O outro fator era a saúde. Campos havia fumado por cinco anos, até 2013. Parou e voltou a fumar em 2015. Em janeiro de 2018 aderiu ao cigarro eletrônico como forma de reduzir danos. “Logo que comecei a usar o cigarro eletrônico não usei mais o normal. Foi um meio de parar de fumar quase instantâneo. Não quero dizer que é um milagre. Tenho amigos que não substituíram.”
O cigarro eletrônico, produto que começou a ser comercializado no final da década passada em países como os Estados Unidos e a Inglaterra, pode funcionar por meio de um vaporizador que libera a nicotina ou do tabaco aquecido, inserido no objeto por meio de cápsulas ou tubos. Números da Public Health England, agência de saúde pública ligada ao governo inglês, mostram que o cigarro eletrônico tem um potencial de danos de 5% em relação ao cigarro comum.
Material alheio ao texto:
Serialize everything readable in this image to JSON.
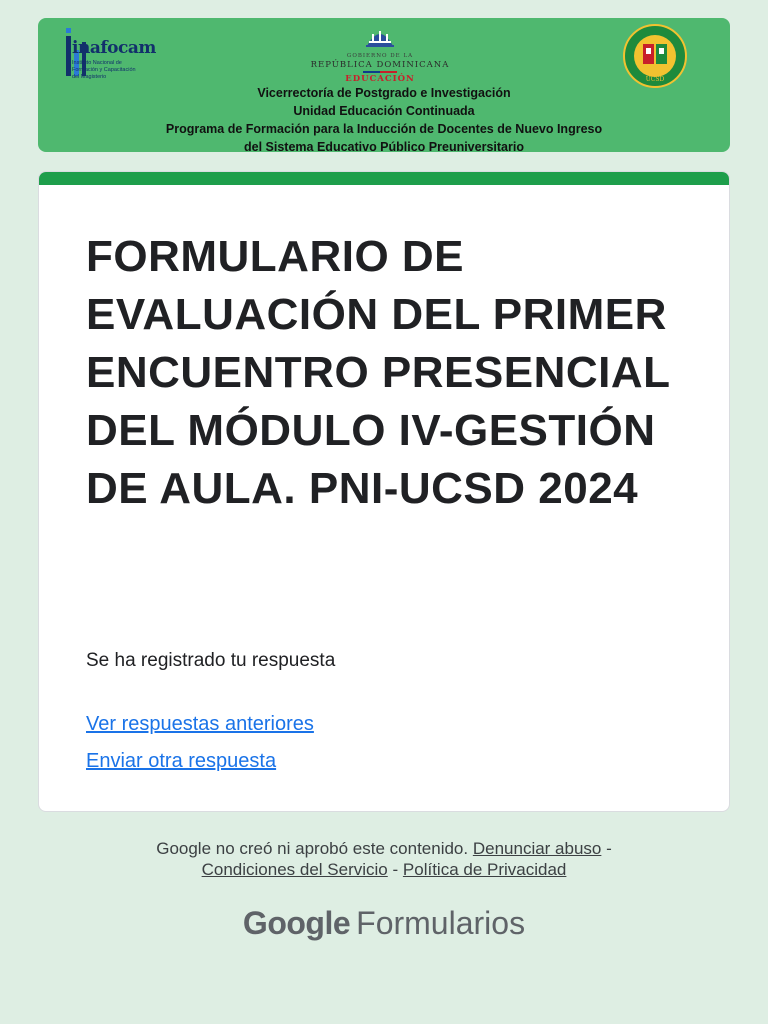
{
  "banner": {
    "inafocam": {
      "name": "inafocam",
      "subtitle": "Instituto Nacional de Formación y Capacitación del Magisterio"
    },
    "gov": {
      "small": "GOBIERNO DE LA",
      "country": "REPÚBLICA DOMINICANA",
      "ministry": "EDUCACIÓN"
    },
    "lines": [
      "Vicerrectoría de Postgrado e Investigación",
      "Unidad Educación Continuada",
      "Programa de Formación para la Inducción de Docentes de Nuevo Ingreso",
      "del Sistema Educativo Público Preuniversitario"
    ],
    "seal": {
      "text": "Universidad Católica Santo Domingo",
      "abbr": "UCSD"
    }
  },
  "form": {
    "title": "FORMULARIO DE EVALUACIÓN DEL PRIMER ENCUENTRO PRESENCIAL DEL MÓDULO IV-GESTIÓN DE AULA. PNI-UCSD 2024",
    "confirmation": "Se ha registrado tu respuesta",
    "view_previous": "Ver respuestas anteriores",
    "send_another": "Enviar otra respuesta"
  },
  "footer": {
    "disclaimer": "Google no creó ni aprobó este contenido.",
    "report_abuse": "Denunciar abuso",
    "separator": "-",
    "terms": "Condiciones del Servicio",
    "privacy": "Política de Privacidad",
    "brand_google": "Google",
    "brand_product": "Formularios"
  },
  "colors": {
    "banner_bg": "#4fb86f",
    "accent_bar": "#1e9e4b",
    "link": "#1a73e8",
    "page_bg": "#deeee3"
  }
}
Embora não conte com a mesma quantidade de toxinas de um cigarro comum e não precise de combustão, que, no cigarro comum, libera as substâncias tóxicas, sua comercialização é proibida no Brasil desde 2009 — quando a Agência Nacional de Vigilância Sanitária (Anvisa) emitiu um princípio de precaução, uma forma de “garantia contra os riscos potenciais que, de acordo com o estado atual do conhecimento, não podem ser ainda identificados”. Os termos para uma regulamentação do produto serão discutidos em 8 de agosto durante audiência pública em Brasília.
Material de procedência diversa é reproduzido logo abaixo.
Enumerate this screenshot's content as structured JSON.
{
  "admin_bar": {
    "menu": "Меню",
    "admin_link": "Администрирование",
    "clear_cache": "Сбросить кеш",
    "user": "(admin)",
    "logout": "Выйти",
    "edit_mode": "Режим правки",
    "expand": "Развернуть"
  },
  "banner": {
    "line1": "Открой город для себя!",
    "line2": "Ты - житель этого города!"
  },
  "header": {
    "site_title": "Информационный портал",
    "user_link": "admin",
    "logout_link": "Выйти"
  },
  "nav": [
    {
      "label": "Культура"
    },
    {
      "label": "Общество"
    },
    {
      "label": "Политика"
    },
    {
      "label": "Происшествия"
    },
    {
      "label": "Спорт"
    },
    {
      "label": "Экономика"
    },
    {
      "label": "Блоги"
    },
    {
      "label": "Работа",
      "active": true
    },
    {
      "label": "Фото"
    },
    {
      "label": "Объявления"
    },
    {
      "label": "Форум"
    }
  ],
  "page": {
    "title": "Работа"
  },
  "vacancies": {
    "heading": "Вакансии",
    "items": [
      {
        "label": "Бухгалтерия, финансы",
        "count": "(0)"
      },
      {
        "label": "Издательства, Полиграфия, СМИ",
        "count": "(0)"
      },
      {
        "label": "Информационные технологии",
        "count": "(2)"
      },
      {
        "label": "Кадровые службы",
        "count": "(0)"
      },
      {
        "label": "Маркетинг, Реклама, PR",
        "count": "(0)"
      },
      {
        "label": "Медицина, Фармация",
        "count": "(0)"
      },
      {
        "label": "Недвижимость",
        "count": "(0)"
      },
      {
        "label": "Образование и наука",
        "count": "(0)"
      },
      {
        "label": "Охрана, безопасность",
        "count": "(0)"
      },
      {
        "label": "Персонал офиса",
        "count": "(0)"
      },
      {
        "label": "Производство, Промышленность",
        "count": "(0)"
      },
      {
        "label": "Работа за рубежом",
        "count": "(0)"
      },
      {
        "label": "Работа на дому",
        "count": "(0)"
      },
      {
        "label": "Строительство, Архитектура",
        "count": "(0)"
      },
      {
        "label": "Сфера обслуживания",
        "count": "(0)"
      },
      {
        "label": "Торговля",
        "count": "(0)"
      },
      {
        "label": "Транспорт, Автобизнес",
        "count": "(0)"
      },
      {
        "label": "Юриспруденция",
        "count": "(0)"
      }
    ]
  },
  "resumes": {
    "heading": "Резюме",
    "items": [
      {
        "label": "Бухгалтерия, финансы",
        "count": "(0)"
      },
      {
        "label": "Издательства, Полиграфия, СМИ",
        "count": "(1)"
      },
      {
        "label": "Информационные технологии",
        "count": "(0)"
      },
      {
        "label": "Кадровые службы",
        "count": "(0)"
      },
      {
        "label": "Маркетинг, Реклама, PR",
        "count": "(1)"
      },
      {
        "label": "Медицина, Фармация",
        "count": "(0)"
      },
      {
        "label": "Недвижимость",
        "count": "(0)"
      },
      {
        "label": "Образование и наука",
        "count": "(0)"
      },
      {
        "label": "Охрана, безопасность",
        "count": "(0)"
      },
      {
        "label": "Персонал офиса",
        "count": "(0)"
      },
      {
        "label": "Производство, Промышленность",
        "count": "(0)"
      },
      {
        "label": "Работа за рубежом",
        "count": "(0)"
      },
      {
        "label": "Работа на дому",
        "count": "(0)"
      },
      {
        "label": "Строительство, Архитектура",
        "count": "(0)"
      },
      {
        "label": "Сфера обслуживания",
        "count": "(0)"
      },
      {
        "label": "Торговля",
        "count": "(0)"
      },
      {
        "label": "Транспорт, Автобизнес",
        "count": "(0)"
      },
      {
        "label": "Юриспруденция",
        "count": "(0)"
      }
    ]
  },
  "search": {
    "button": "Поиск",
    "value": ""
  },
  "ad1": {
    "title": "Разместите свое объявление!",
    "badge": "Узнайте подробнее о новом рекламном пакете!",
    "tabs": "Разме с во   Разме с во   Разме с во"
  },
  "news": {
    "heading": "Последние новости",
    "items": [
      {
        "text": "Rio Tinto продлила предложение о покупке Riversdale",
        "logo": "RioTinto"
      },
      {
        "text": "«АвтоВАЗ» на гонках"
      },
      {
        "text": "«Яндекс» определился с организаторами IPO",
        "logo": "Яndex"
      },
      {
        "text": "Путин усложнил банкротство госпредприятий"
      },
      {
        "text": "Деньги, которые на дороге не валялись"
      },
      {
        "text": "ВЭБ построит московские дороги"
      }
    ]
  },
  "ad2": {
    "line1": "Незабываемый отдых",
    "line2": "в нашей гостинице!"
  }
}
“Considerando que a toxicidade dos cigarros já é tão elevada, é relativamente fácil alguma coisa ser menos tóxica que os cigarros convencionais, mas nem por isso quer dizer que não represente ameaça à saúde humana”, afirmou o médico Alberto José de Araújo, coordenador da Comissão de Combate ao Tabagismo da Associação Médica Brasileira. “A enorme variedade de sabores, as diferentes composições e emissões tóxicas dos cigarros eletrônicos e aquecidos indicam que uma eventual liberação de sua comercialização deveria ser realizada caso a caso, e não de forma ampla, sem considerar as diversas formulações, tipos e voltagens aplicadas.” Para Araújo, “os benefícios dessa proibição (da Anvisa) foram maiores e mais significativos que os supostos e não comprovados benefícios da liberação desses produtos”.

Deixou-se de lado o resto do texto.